That said, there are a few things I don't (entirely) agree with in your post...But what about that spouse of a friend who might find their spouse's hundreds of rules book overwhelming? Or, very simply, what about just anyone who might want to play D&D but doesn't want to read through 800+ pages just to get started?
I don't think you are really hearing me.
You don't get friends or spouses of friends to start playing by showing the stacks of rule books, and you don't need to read through 800+ pages of rules to get started with a game. Frankly, I prefer to sit down to a new RPG without knowing any of the rules and without touching a rule book. Reading the rules probably will get in the way of my enjoyment of the game.
This is the way I play an RPG:
1) I make a proposition.
2) I interface with the rules under the guidance of the DM.
3) I recieve information back from the DM about the outcome of my proposition.
4) Go to step #1.
The important point about step #2 is that it might sometimes help that I know what I'm supposed to do to interface with the rules, but really it's enough to know that when the GM says, "Make a skill check/saving throw/whatever", I know to throw a particular dice. And even that isn't necessary. All that is really needed is the ability to take instruction from the GM about what dice to throw and modifiers to add. If the game is good, a new player will probably have been playing for a dozen sessions or more before they even bother to get a grasp of the rules, because it won't be the rules that are engaging.

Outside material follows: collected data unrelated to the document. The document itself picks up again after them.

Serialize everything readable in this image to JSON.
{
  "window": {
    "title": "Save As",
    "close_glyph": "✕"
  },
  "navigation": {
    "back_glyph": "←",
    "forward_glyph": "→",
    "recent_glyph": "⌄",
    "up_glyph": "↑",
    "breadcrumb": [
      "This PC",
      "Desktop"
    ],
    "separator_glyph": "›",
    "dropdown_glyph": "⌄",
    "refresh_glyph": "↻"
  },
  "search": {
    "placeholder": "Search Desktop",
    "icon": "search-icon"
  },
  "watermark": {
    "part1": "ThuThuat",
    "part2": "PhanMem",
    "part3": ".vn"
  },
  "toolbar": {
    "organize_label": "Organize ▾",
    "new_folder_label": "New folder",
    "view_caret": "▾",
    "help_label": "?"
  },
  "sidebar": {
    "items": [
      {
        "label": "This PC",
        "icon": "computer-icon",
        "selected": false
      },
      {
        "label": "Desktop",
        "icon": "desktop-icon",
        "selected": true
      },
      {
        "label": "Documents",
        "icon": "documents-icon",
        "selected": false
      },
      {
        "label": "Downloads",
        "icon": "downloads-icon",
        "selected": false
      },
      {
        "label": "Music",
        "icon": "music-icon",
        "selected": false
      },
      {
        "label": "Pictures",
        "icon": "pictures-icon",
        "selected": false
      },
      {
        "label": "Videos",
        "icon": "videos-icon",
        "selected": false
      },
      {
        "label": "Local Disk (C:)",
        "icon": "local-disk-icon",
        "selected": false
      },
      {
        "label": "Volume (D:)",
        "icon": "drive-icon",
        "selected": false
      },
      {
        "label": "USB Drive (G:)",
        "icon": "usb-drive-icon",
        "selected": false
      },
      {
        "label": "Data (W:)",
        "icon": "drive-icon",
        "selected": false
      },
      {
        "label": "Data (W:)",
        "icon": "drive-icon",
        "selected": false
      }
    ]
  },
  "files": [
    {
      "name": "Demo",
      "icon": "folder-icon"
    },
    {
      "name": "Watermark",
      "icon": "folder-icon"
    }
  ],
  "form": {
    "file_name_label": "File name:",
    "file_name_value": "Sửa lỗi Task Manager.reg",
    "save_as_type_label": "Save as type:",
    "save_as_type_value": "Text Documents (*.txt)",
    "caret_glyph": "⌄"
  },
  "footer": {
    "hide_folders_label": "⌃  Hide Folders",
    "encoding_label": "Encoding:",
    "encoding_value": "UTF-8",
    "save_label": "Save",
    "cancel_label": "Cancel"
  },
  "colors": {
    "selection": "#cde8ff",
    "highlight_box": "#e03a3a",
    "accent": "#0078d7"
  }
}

Perhaps an even more important, and related, factor is the confusion with where to begin. Essentials is an attempt to clear this up and may be an improvement, but I think WotC could improve this more with the next edition, or even a revised edition, by having a clearer "product tree" that correlates with the order of publication. In other words, the starter kit should be published first, then the core rulebooks, etc, and it would be made clear that you start with the kit and then, and only then, do you buy the core books.
All irrelevant. You don't start playing an RPG by buying the books. You start playing an RPG with a GM says, "Would you like to play?"
And you don't even make new GMs by selling books. You make new GMs by players going, "You know; I think I want to GM.", or in some cases by, "Well, our GM moved to Indiana/joined the military/got married. Who wants to GM?"
Secondly, I don't think running a rules lite game means that one needs to invent rules. DM Fiat isn't as much inventing rules as making judgment calls.
Same thing, though I've no desire to argue that point again.
I work in a private high school which has a handbook with rules and policies, but we have to make judgment calls all the time that don't follow the written policies exactly and it drives some people (usually administrators) crazy.
See. Exactly my point. You are arguing here against what you just said. You have a rules light system - a handbook that doesn't cover most of the situations that come up except with vague and difficult to apply references - and so when you actually have to use the rules, you find that you spend most of the time making up new rules that there after become 'common law rules' which determine how similar future situations will be resolved. This is one of the several reasons why rules light systems are never highly successful in the RPG market place.
Finally, I will say again that it doesn't have to be either/or, either you have a complex or a simple game. It can be both: A simple core, primary game, with more complex secondary and tertiary layers. This is why I advocate a two or three layered game, with at least Basic and Advanced, but maybe also more wild optional variants like Magic of Incarnum. But the key would be making all variants interchangeable and modular and not require one to move beyond the Basic game if they are happy with it.
In this I agree. And with this, I'll introduce a really contriversial position. Really well designed RPG's aren't elegant. Elegance is a trait to be scrutinized the way you'd look at potentailly lethal microbes under the microscope. Really well designed RPG's have a vaiety of monolithic subsystems that you can ignore or add as you desire to make the game complicated or uncomplicated as you desire and in the areas you care about. Elegance tends to produce tightly coupled RPG systems where every aspect of them effects every other system, so that you can't pull on one part of it without risking the whole thing falling apart. This ends up creating an inflexible system that is complex only where the designer cared to be complex, and ignores or oversimplifies where someone else might care to have complexity, and in short which is good for only one sort of game without massive effort from a GM to make it work.
I mean, in some ways this is how most people learn the game. You start playing with what you understand and then as you encounter something new, or look a rule up, you add that knowledge or rule to your game (or not). This is how I've learned every edition of D&D, from 4E all the way back to 1E and Basic.
Ok, now we are beginning to get on the same wavelength. Yes, this is how people learn the game. In particular, this is how GMs learn the game and some of this sinks by osmosis into the rest of the players at the table. In other words, once you resolve a problem in one way, the players remember that, "In a similar situation in the past you had me roll a D20, add my dex bonus, and I succeeded with a 16. So that is 'the rule'."